One of the highlights of the Udacity Self-Driving Car Engineer Nanodegree Program is the Behavioral Cloning Project.
In this project, each student uses the Udacity Simulator to drive a car around a track and record training data. Students use the data to train a neural network to drive the car autonomously. This is the same problem that world-class autonomous vehicle engineering teams are working on with real cars!
There are so many ways to tackle this problem. Here are six approaches that different Udacity students took.
Andrew’s post highlights the differences between the Keras neural network framework and the TensorFlow framework. In particular, Andrew mentions how much he likes Keras:
“We were introduced to Keras and I almost cried tears of joy. This is the official high-level library for TensorFlow and takes much of the pain out of creating neural networks. I quickly added Keras (and Pandas) to my Deep Learning Pipeline.”
Jean-Marc used extensive data augmentation to improve his model’s performance. In particular, he used images from offset cameras to create “synthetic cross-track error”. He built a small model-predictive controller to correct for this and train the model:
“A synthetic cross-track error is generated by using the images of the left and of the right camera. In the sketch below, s is the steering angle and C and L are the position of the center and left camera respectively. When the image of the left camera is used, it implies that the center of the car is at the position L. In order to recover its position, the car would need to have a steering angle s’ larger than s:
tan(s’) = tan(s) + (LC)/h”
Alena used transfer learning to build her end-to-end driving model on the shoulders of a famous neural network called VGG. Her approach worked great. Transfer learning is a really advanced technique and it’s exciting to see Alena succeed with it:
I have chosen VGG16 as a base model for feature extraction. It has good performance and at the same time quite simple. Moreover it has something in common with popular NVidia and comma.ai models. At the same time use of VGG16 means you have to work with color images and minimal image size is 48×48.
The Behavioral Cloning Project utilizes the open-source Udacity Self-Driving Car Simulator. In this post, Naoki introduces the simulator and dives into the source code. Follow Naoki’s instructions and build a new track for us!

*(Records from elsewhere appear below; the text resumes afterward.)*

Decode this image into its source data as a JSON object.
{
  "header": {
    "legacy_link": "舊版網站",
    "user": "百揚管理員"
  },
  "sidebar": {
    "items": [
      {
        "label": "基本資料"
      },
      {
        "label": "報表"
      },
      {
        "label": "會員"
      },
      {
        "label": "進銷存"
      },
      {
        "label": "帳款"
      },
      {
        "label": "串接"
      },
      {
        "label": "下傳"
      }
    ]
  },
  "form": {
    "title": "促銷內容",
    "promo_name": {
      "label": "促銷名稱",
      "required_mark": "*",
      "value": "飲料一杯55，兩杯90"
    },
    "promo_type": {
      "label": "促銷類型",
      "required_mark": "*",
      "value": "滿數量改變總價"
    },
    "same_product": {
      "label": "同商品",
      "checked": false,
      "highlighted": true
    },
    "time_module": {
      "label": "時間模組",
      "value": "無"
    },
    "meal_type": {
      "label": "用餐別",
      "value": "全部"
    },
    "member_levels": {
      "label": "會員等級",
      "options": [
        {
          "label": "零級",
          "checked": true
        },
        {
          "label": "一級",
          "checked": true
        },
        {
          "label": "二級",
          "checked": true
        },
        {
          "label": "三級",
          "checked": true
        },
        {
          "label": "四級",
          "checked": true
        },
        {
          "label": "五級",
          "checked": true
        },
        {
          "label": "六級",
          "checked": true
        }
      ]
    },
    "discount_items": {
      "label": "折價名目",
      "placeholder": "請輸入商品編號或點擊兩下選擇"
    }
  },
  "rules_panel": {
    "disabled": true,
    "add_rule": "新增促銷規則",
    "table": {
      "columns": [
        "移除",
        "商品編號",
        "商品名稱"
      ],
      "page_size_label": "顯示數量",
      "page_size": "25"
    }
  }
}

“If you want to modify the scenes in the simulator, you’ll need to deep dive into the Unity projects and rebuild the project to generate a new executable file.”
In this post, Mez explains the implementation of SqueezeNet for the Behavioral Cloning Project. This is smallest network I’ve seen yet for this project. Only 52 parameters!
“With a squeeze net you get three additional hyperparameters that are used to generate the fire module:
1: Number of 1×1 kernels to use in the squeeze layer within the fire module
2: Number of 1×1 kernels to use in the expand layer within the fire module
3: Number of 3×3 kernels to use in the expand layer within the fire module”
Renato ported his behavioral cloning network to Grand Theft Auto V. How cool is that?!